Maak kennis met… Paul Rullmann

In deze ‘’ rubriek stelt Ron Minnée, directeur Hoger Onderwijs en Studiefinanciering bij het ministerie van OCW, 5 vragen aan Paul Rullmann, voorzitter van bestuur bij SURF. Nederland kent al een goede digitale omgeving sinds de jaren 70, dat komt mede door SURF. Ron is onder andere benieuwd naar de inzichten van Paul rondom een digitale agenda voor steden en een link die daarin gemaakt kan worden met het hoger onderwijs.

1. Wil je jezelf even voorstellen?

Ik ben Paul Rullmann. Ik heb altijd in het hoger onderwijs gewerkt, als beleidsadviseur en bestuurder in het HBO en de laatste elf jaar als lid van het college van bestuur van de TU Delft. Ik ben nu met pensioen, maar nog wel bestuurlijk actief in het onderwijs, onder andere als voorzitter van SURF.

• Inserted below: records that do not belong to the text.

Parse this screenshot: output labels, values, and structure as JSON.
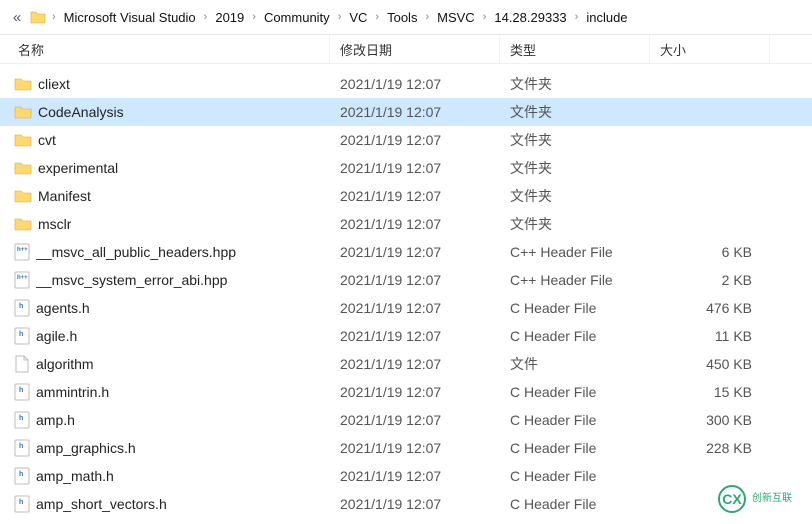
{
  "breadcrumb": {
    "back_icon": "«",
    "items": [
      "Microsoft Visual Studio",
      "2019",
      "Community",
      "VC",
      "Tools",
      "MSVC",
      "14.28.29333",
      "include"
    ]
  },
  "columns": {
    "name": "名称",
    "date": "修改日期",
    "type": "类型",
    "size": "大小"
  },
  "rows": [
    {
      "icon": "folder",
      "name": "cliext",
      "date": "2021/1/19 12:07",
      "type": "文件夹",
      "size": "",
      "selected": false
    },
    {
      "icon": "folder",
      "name": "CodeAnalysis",
      "date": "2021/1/19 12:07",
      "type": "文件夹",
      "size": "",
      "selected": true
    },
    {
      "icon": "folder",
      "name": "cvt",
      "date": "2021/1/19 12:07",
      "type": "文件夹",
      "size": "",
      "selected": false
    },
    {
      "icon": "folder",
      "name": "experimental",
      "date": "2021/1/19 12:07",
      "type": "文件夹",
      "size": "",
      "selected": false
    },
    {
      "icon": "folder",
      "name": "Manifest",
      "date": "2021/1/19 12:07",
      "type": "文件夹",
      "size": "",
      "selected": false
    },
    {
      "icon": "folder",
      "name": "msclr",
      "date": "2021/1/19 12:07",
      "type": "文件夹",
      "size": "",
      "selected": false
    },
    {
      "icon": "hpp",
      "name": "__msvc_all_public_headers.hpp",
      "date": "2021/1/19 12:07",
      "type": "C++ Header File",
      "size": "6 KB",
      "selected": false
    },
    {
      "icon": "hpp",
      "name": "__msvc_system_error_abi.hpp",
      "date": "2021/1/19 12:07",
      "type": "C++ Header File",
      "size": "2 KB",
      "selected": false
    },
    {
      "icon": "h",
      "name": "agents.h",
      "date": "2021/1/19 12:07",
      "type": "C Header File",
      "size": "476 KB",
      "selected": false
    },
    {
      "icon": "h",
      "name": "agile.h",
      "date": "2021/1/19 12:07",
      "type": "C Header File",
      "size": "11 KB",
      "selected": false
    },
    {
      "icon": "file",
      "name": "algorithm",
      "date": "2021/1/19 12:07",
      "type": "文件",
      "size": "450 KB",
      "selected": false
    },
    {
      "icon": "h",
      "name": "ammintrin.h",
      "date": "2021/1/19 12:07",
      "type": "C Header File",
      "size": "15 KB",
      "selected": false
    },
    {
      "icon": "h",
      "name": "amp.h",
      "date": "2021/1/19 12:07",
      "type": "C Header File",
      "size": "300 KB",
      "selected": false
    },
    {
      "icon": "h",
      "name": "amp_graphics.h",
      "date": "2021/1/19 12:07",
      "type": "C Header File",
      "size": "228 KB",
      "selected": false
    },
    {
      "icon": "h",
      "name": "amp_math.h",
      "date": "2021/1/19 12:07",
      "type": "C Header File",
      "size": "",
      "selected": false
    },
    {
      "icon": "h",
      "name": "amp_short_vectors.h",
      "date": "2021/1/19 12:07",
      "type": "C Header File",
      "size": "",
      "selected": false
    }
  ],
  "watermark": {
    "text": "创新互联"
  }
}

Even iets meer over SURF. SURF is de ICT-samenwerkingsorganisatie voor onderwijs en onderzoek. Het is een coöperatie van universiteiten, hogescholen, ROC’s, academische medische centra en kennisinstellingen. Het is een innovatieve organisatie, we zijn daar waar de markt nog niet is, we jagen vernieuwing aan. Voor onze leden zorgen we voor een goede digitale infrastructuur, voor supersnelle computermogelijkheden en voor data-opslag. Op basis daarvan ontwikkelen we met hen nieuwe ICT-toepassingen voor onderwijs en onderzoek. Ook houdt SURF zich bezig met veiligheid, privacy en betrouwbaarheid, ook Europees en wereldwijd. Een van de voorbeelden van SURF-innovatie is eduroam. Gebruikers daarvan beschikken daardoor wereldwijd over een beveiligde verbinding. We werken veel samen met andere partijen, ook met het bedrijfsleven, ten dienste van onderwijs en onderzoek.

SURF bestaat uit drie onderdelen:

  • SURFnet, dat is het digitale netwerk
  • SURFsara; de supercomputer die zorgt voor dataopslag, verwerking en gebruik.
  • SURFmarket; dit onderdeel regelt en levert licenties en producten aan de leden.

2. SURF verbindt via haar leden een heel groot aantal Nederlandse steden met elkaar, waar hogescholen en universiteiten gevestigd zijn. Wat mag volgens Paul niet ontbreken in een digitale agenda voor de steden?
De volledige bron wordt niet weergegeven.